Maggie blinked, trying to take it all in. “Would you like anything to drink? Eat? Do you need a blanket?”
“Oh, I’m fine now that you’re here.” Alexandra closed her eyes. “Maybe you could read to me? There’s a copy of the Frauen Warte on the table there—would you read one of the articles?”
Maggie picked it up, a weekly Nazi magazine for women. On the cover was a drawing of massive German artillery, taking aim at a map of Great Britain. The cover caption read, The Rhythm of Labor Resounds Again in Our Nation’s Factories! We Have Clenched the Fist That Will Force England to the Ground!
Maggie fought a shudder. “Perhaps something lighter?”
“There’s a piece about German women,” Alexandra said, laying her arm over her eyes and settling in. “I’d like to hear that again.”
“Of course, gnädiges Fräulein.” And so Maggie read aloud, “We Women in the Struggle for Germany’s Renewal”—and tried to keep herself from screaming.
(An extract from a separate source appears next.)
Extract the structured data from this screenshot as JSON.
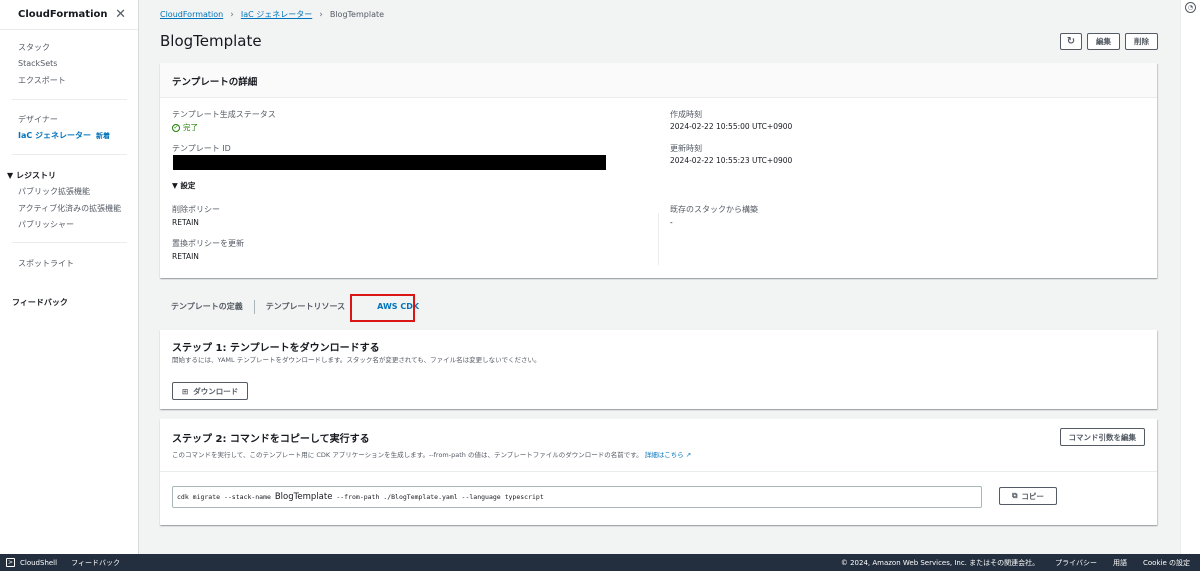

Evening Mass at St. Hedwig’s ended with Father Licht’s daily final blessing: “I pray for the priests in the concentration camps, for the Jews, for the non-Aryans. What happened yesterday, we know. What will happen tomorrow, we don’t. But what happened today, we lived through. Outside, the Synagogue is burning. It, too, is a house of God …”
Afterward, Father Licht found Elise. “And how are our friends doing?” the priest asked.